Henri Matisse (1869 Le Cateau-Cambrésis - 1954 Nice)
1903 - 1904
Plume et encre de Chine sur papier, marouflé sur carton ; signé « Henri Matisse » en bas à gauche ; 26,5 x 13 cm
Provenance :
Berlin, collection Curt Glaser ; Berlin, vente Max Perl, 18-19 Mai 1933 ; New York, Buchholz Gallery (Curt Valentin) ; New York, collection Walter P. Chrysler Jr. ; New York, Parke-Bernet Galleries, 11 avril 1949 ; New York, Christie's, 16 mai 2017.
Matisse fut aussi sculpteur, continûment de 1900 à 1914, par intermittence ensuite, et ce dessin est typique de ce qu’est un dessin de sculpteur. La forme y émerge du travail hachuré, répété, des ombres sur le papier.
Dans cette période, la sculpture de Matisse est inséparable de sa peinture et placée sous le double signe de Cézanne et de Rodin. Fin 1899, il avait acheté à Vollard les Trois baigneuses du premier (Paris, Petit Palais) et un Buste d’Henri Rochefort, en plâtre, du second.
Le modèle, de ceux qui travaillaient à l’éphémère Institut Rodin que fréquenta Matisse en 1900 et dans les ateliers de Montparnasse, est ici représenté dans une attitude de contrapposto. Iconographiquement, c’est de Madeleine II, un bronze de 1903 (qui faisait suite à une Madeleine I de 1901), qu’elle est le plus proche. Elle reproduit à l’identique, vue de dos et non plus de face, l’Académie bleue de 1899-1900 (Londres, Tate Gallery). Une influence plus souterraine est perceptible. Le trait incisif renvoie évidemment à la gravure, à laquelle Matisse s’essaie pour la première fois en 1900-1903, dans un autoportrait où il reprend l’attitude de Rembrandt dans un autoportrait gravé de 1648. Rembrandt s’était aussi représenté dessinant un modèle, de dos, la tête tournée vers la gauche, dans une gravure de 1639.
Esthétiquement, la réussite du dessin tient à la vitalité du trait, qui est la vitalité de l’artiste même, qu’on sent désireux, pressé, de modeler la figure, de lui imprimer le mouvement de rotation qui est celui tout à la fois du plateau tournant où posaient parfois les modèles, du relief cylindrique La Danse, de 1907 (Nice, Musée Matisse), et finalement de la célébrissime Danse de 1909 (Saint-Pétersbourg, Ermitage). Bref, de lui insuffler la vie : le mythe de Pygmalion.

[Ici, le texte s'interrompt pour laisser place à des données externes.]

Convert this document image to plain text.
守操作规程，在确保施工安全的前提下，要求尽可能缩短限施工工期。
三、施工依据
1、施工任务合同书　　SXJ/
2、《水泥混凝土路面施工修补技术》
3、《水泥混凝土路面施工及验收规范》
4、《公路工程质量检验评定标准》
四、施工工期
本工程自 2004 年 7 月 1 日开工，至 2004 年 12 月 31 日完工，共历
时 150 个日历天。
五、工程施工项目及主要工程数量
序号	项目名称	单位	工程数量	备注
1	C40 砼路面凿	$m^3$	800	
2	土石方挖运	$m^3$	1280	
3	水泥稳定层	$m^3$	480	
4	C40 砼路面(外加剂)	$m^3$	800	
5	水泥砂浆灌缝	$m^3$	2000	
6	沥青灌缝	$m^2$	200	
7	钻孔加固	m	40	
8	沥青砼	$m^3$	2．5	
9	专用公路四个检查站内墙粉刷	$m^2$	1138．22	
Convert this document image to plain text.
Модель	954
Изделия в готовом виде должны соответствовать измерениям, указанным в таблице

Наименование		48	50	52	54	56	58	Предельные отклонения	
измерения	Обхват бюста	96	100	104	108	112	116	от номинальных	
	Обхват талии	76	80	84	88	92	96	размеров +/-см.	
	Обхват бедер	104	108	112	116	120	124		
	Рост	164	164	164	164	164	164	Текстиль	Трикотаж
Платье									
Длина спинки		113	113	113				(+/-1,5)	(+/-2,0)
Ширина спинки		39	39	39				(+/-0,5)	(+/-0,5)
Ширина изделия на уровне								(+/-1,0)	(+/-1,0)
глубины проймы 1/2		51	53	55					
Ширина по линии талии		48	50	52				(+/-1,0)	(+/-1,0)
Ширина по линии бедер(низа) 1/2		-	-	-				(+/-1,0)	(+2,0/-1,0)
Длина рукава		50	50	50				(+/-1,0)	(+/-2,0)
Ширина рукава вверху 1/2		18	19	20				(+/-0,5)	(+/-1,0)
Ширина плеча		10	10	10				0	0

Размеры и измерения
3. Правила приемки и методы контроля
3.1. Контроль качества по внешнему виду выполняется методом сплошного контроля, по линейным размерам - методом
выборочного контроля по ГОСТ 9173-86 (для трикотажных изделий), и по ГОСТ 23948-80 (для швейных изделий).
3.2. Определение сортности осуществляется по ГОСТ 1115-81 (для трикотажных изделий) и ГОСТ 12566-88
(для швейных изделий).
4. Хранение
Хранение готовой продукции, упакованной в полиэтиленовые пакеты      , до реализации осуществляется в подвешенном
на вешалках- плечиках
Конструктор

Ce n’est donc pas un hasard si ce dessin, comme la première version de La Danse (New York, MoMA), a figuré dans la collection de l’industriel et grand collectionneur américain Walter Chrysler Jr. Il avait également appartenu à Curt Glaser, historien d’art allemand, défenseur de Munch et des expressionnistes, notamment de Beckmann, et ami personnel de Matisse.